If you’re building with LLMs rather than just using them, this pipeline view is genuinely load-bearing. A few things follow directly:

Tokenization matters for precision tasks. Character-level tasks (counting, exact string matching, spelling) are harder than they look because the model never sees characters. Either handle them outside the model or structure the task to avoid requiring character-level precision.

Your instructions compete with invisible ones. In any deployed product, there’s a system prompt you don’t control. Unexpected behavior is often explained there, not in your prompt. If you’re building on top of an API, you control this layer and should take it seriously.

Position in the context window is a design decision. Critical instructions belong at the beginning or end. Retrieved documents should be positioned to support rather than bury the task definition.

Examples set implicit priors. Be intentional about what your few-shot examples signal beyond their explicit content. Tone, domain assumptions, and format all propagate.

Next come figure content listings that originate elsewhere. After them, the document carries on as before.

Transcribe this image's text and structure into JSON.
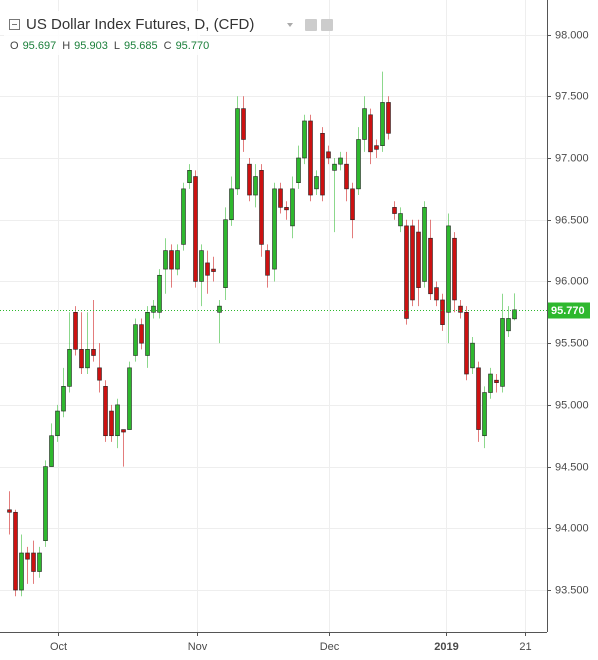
{
  "chart_data": {
    "type": "candlestick",
    "title": "US Dollar Index Futures, D, (CFD)",
    "last_value_keys": [
      "O",
      "H",
      "L",
      "C"
    ],
    "last_values": [
      95.697,
      95.903,
      95.685,
      95.77
    ],
    "last_value_labels": [
      "95.697",
      "95.903",
      "95.685",
      "95.770"
    ],
    "up_color": "#2eb82e",
    "down_color": "#cc1111",
    "last_line_color": "#2eb82e",
    "grid": true,
    "ylim": [
      93.16,
      98.28
    ],
    "yticks": [
      {
        "value": 93.5,
        "label": "93.500"
      },
      {
        "value": 94,
        "label": "94.000"
      },
      {
        "value": 94.5,
        "label": "94.500"
      },
      {
        "value": 95,
        "label": "95.000"
      },
      {
        "value": 95.5,
        "label": "95.500"
      },
      {
        "value": 96,
        "label": "96.000"
      },
      {
        "value": 96.5,
        "label": "96.500"
      },
      {
        "value": 97,
        "label": "97.000"
      },
      {
        "value": 97.5,
        "label": "97.500"
      },
      {
        "value": 98,
        "label": "98.000"
      }
    ],
    "xlim": [
      -1.5,
      89.5
    ],
    "xticks": [
      {
        "value": 8.2,
        "label": "Oct"
      },
      {
        "value": 31.2,
        "label": "Nov"
      },
      {
        "value": 53.3,
        "label": "Dec"
      },
      {
        "value": 72.7,
        "label": "2019"
      },
      {
        "value": 85.8,
        "label": "21"
      }
    ],
    "open": [
      94.15,
      94.13,
      93.5,
      93.8,
      93.8,
      93.65,
      93.9,
      94.5,
      94.75,
      94.95,
      95.15,
      95.75,
      95.45,
      95.3,
      95.45,
      95.3,
      95.15,
      94.95,
      94.75,
      94.8,
      94.8,
      95.4,
      95.65,
      95.4,
      95.75,
      95.75,
      96.1,
      96.25,
      96.1,
      96.3,
      96.8,
      96.85,
      96.0,
      96.15,
      96.1,
      95.75,
      95.95,
      96.5,
      96.75,
      97.4,
      96.95,
      96.7,
      96.9,
      96.25,
      96.1,
      96.75,
      96.6,
      96.45,
      96.8,
      97.0,
      97.3,
      96.75,
      97.2,
      97.05,
      96.9,
      96.95,
      96.95,
      96.75,
      96.75,
      97.15,
      97.35,
      97.1,
      97.1,
      97.45,
      96.6,
      96.45,
      96.45,
      96.45,
      96.4,
      96.0,
      96.35,
      95.95,
      95.85,
      95.75,
      96.35,
      95.8,
      95.75,
      95.3,
      95.3,
      94.75,
      95.1,
      95.2,
      95.15,
      95.6,
      95.697
    ],
    "high": [
      94.3,
      94.15,
      93.95,
      93.85,
      93.9,
      93.85,
      94.55,
      94.85,
      95.0,
      95.3,
      95.75,
      95.8,
      95.75,
      95.75,
      95.85,
      95.5,
      95.2,
      95.0,
      95.05,
      94.8,
      95.35,
      95.7,
      95.7,
      95.8,
      95.85,
      96.1,
      96.35,
      96.3,
      96.3,
      96.8,
      96.95,
      96.9,
      96.3,
      96.25,
      96.2,
      95.85,
      96.6,
      96.85,
      97.5,
      97.5,
      97.0,
      96.95,
      96.95,
      96.3,
      96.8,
      96.8,
      96.65,
      96.85,
      97.1,
      97.35,
      97.35,
      96.9,
      97.25,
      97.1,
      97.0,
      97.05,
      97.05,
      96.8,
      97.25,
      97.5,
      97.4,
      97.15,
      97.7,
      97.5,
      96.65,
      96.6,
      96.5,
      96.5,
      96.5,
      96.65,
      96.5,
      96.0,
      95.9,
      96.55,
      96.4,
      95.85,
      95.8,
      95.55,
      95.35,
      95.15,
      95.3,
      95.25,
      95.9,
      95.8,
      95.903
    ],
    "low": [
      93.95,
      93.45,
      93.45,
      93.55,
      93.55,
      93.6,
      93.85,
      94.5,
      94.7,
      94.9,
      95.1,
      95.4,
      95.25,
      95.25,
      95.35,
      95.1,
      94.7,
      94.7,
      94.65,
      94.5,
      94.8,
      95.35,
      95.45,
      95.3,
      95.7,
      95.7,
      95.9,
      95.95,
      96.05,
      96.25,
      96.75,
      95.95,
      95.8,
      95.9,
      96.0,
      95.5,
      95.85,
      96.45,
      96.7,
      97.05,
      96.65,
      96.6,
      96.2,
      95.95,
      96.0,
      96.55,
      96.5,
      96.35,
      96.75,
      96.95,
      96.65,
      96.7,
      96.65,
      96.95,
      96.4,
      96.9,
      96.65,
      96.35,
      96.7,
      97.05,
      96.95,
      97.0,
      97.05,
      97.15,
      96.5,
      96.4,
      95.65,
      95.8,
      95.8,
      95.95,
      95.85,
      95.8,
      95.6,
      95.5,
      95.75,
      95.7,
      95.2,
      95.25,
      94.7,
      94.65,
      95.05,
      95.1,
      95.1,
      95.55,
      95.685
    ],
    "close": [
      94.13,
      93.5,
      93.8,
      93.75,
      93.65,
      93.8,
      94.5,
      94.75,
      94.95,
      95.15,
      95.45,
      95.45,
      95.3,
      95.45,
      95.4,
      95.2,
      94.75,
      94.75,
      95.0,
      94.78,
      95.3,
      95.65,
      95.5,
      95.75,
      95.8,
      96.05,
      96.25,
      96.1,
      96.25,
      96.75,
      96.9,
      96.0,
      96.25,
      96.05,
      96.08,
      95.8,
      96.5,
      96.75,
      97.4,
      97.15,
      96.7,
      96.85,
      96.3,
      96.05,
      96.75,
      96.6,
      96.58,
      96.75,
      97.0,
      97.3,
      96.7,
      96.85,
      96.7,
      97.0,
      96.95,
      97.0,
      96.75,
      96.5,
      97.15,
      97.4,
      97.05,
      97.07,
      97.45,
      97.2,
      96.55,
      96.55,
      95.7,
      95.85,
      95.95,
      96.6,
      95.9,
      95.85,
      95.65,
      96.45,
      95.85,
      95.75,
      95.25,
      95.5,
      94.8,
      95.1,
      95.25,
      95.18,
      95.7,
      95.7,
      95.77
    ]
  }
}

Retrieval pipelines need quality control. The model will incorporate whatever it’s given. Retrieval quality directly determines generation quality, and the model can’t compensate for a bad retrieval step.

The model you’re interacting with is not reading your words. It’s processing a numerical sequence assembled from your words, a system prompt, possibly retrieved context, and prior turns, after a tokenizer has done its own kind of violence to your original text. That’s the thing doing the reasoning. Building a useful mental model of that pipeline is more valuable than any individual prompting trick.